Facebook revealed that it has designated the Taliban as a terrorist organization and has banned it, as well as content promoting it, from its services.

Despite Facebook's prohibition under its rules against violent organizations, Taliban members are said to have continued to use the end-to-end encrypted messaging tool WhatsApp to interact directly with Afghans.

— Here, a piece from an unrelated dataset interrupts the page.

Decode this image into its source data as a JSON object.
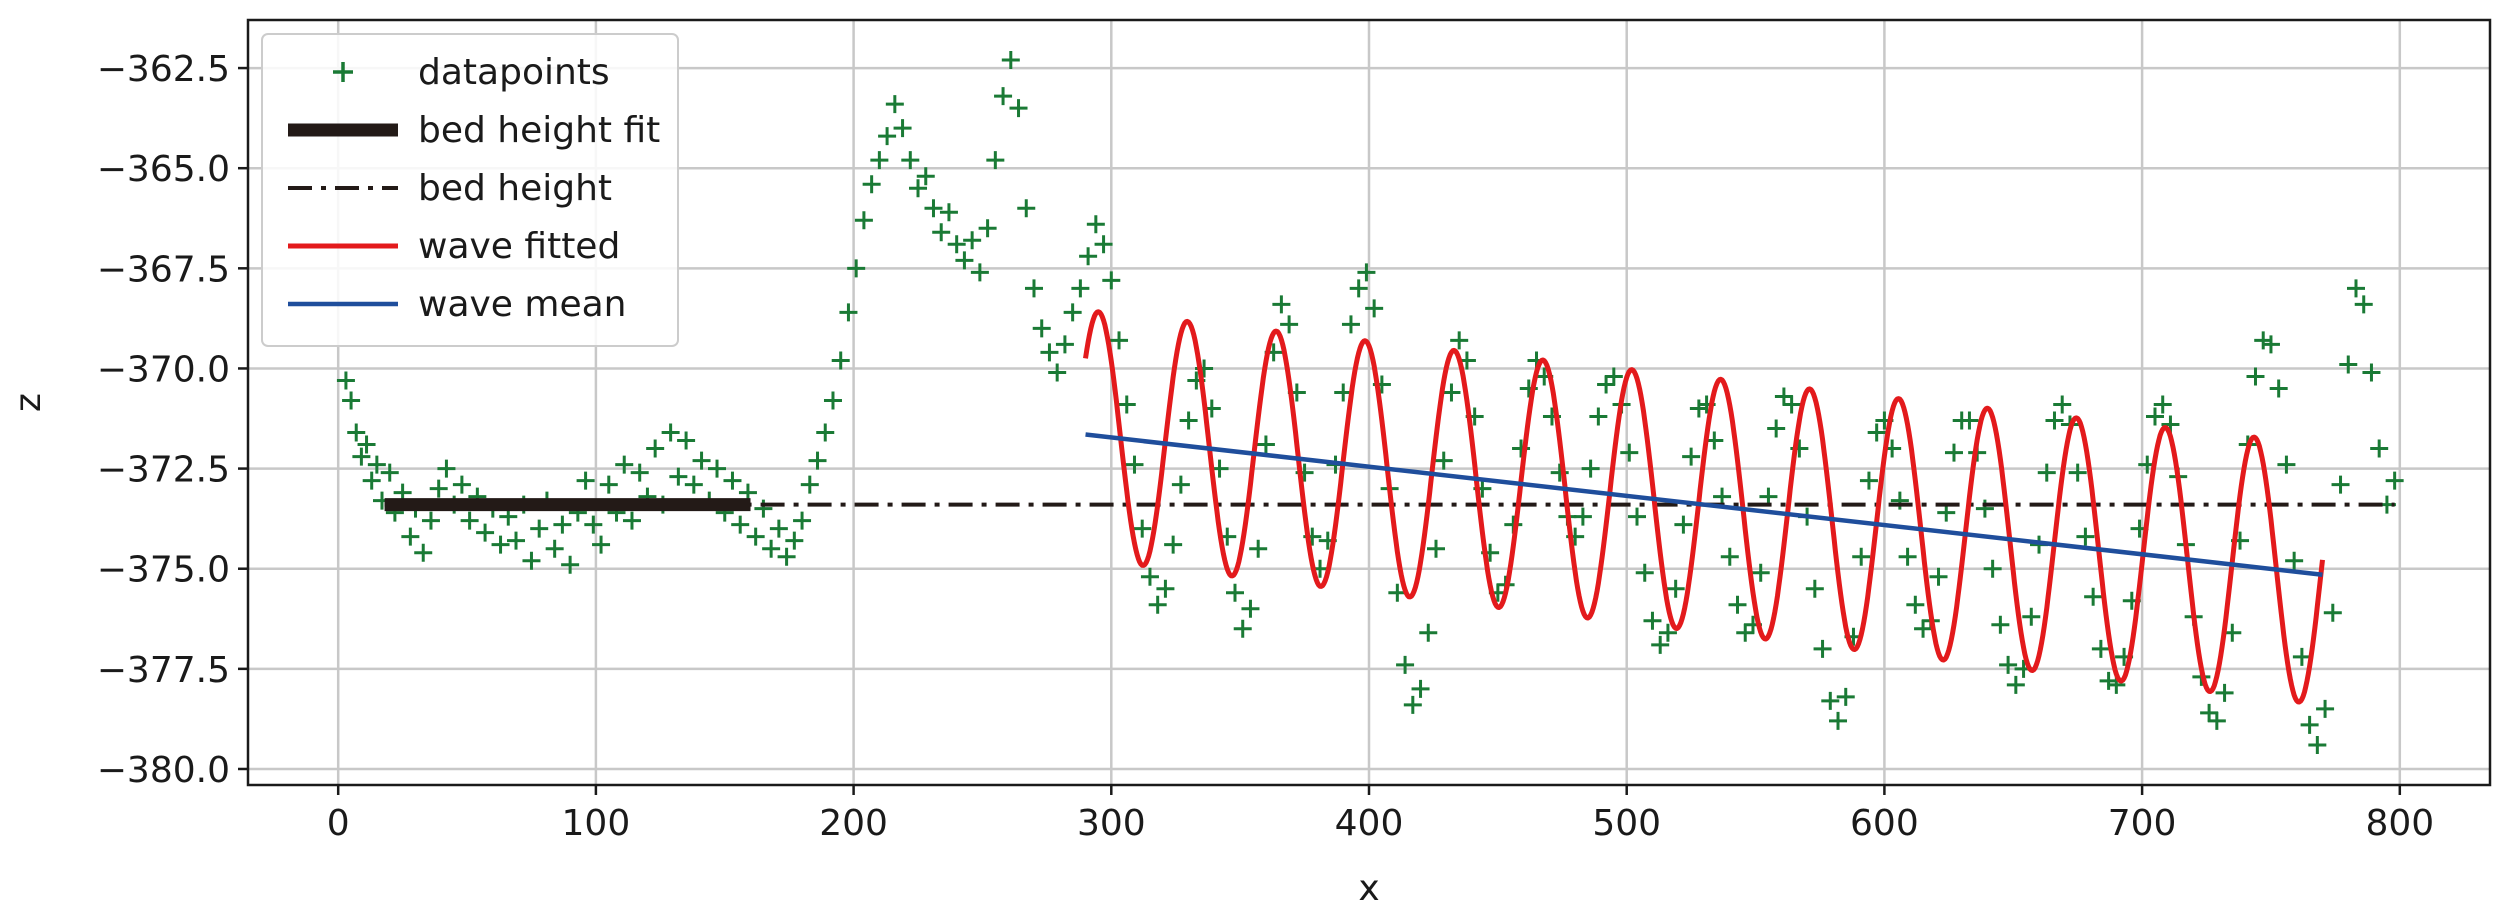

It’s said that Facebook has been keeping watch of the country’s situation and that WhatsApp would impose consequences on any accounts found to be linked with the sanctioned organizations in Afghanistan and would even cancel accounts when it comes down to it.

Coming to Twitter, it’s viewed that the terrorist group has been making updates ever since the country’s invasion.

To determine who is allowed on their platforms, social media companies, which have come under pressure from worldwide lawmakers and regulators for their disproportionate political and economic power, frequently rely on state designations or recognized international recognition.

"If that recognition comes in, then it becomes more complicated for companies like Twitter or Facebook to make a subjective conclusion that this group is evil and we will not host them”, adds Siyech.

These also aid in determining who or what can be vetted, granted official state accounts, or given special consideration for breaking the rules owing to newsworthiness or public interest loopholes.

The differing positions of the tech companies, on the other hand, imply that the approach is not exactly universal.

YouTube linked to a list of Foreign Terrorist Organizations (FTOs) maintained by the US State Department, of which the Taliban is not a member. As the US designates the Taliban as a specially designated global terrorist, freezing their assets in the US and prohibiting its citizens from engaging with them.

Adding more to the complications, the Taliban's status in the world arena may evolve as they consolidate control, despite the fact that most governments have shown a little hint of diplomatic recognition.

Facebook was once criticized for failing to tackle hate speech in Myanmar, saying the crisis increased the potential of offline violence and that the military's history of human rights violations contributed to the ban on the ruling Tatmadaw.

"At an international relations level, the Taliban is somewhat of an acceptable player”, says Mohammed Sinan Siyech, a researcher on security in South Asia and doctoral candidate at the University of Edinburgh, citing negotiations between China and the US with the group.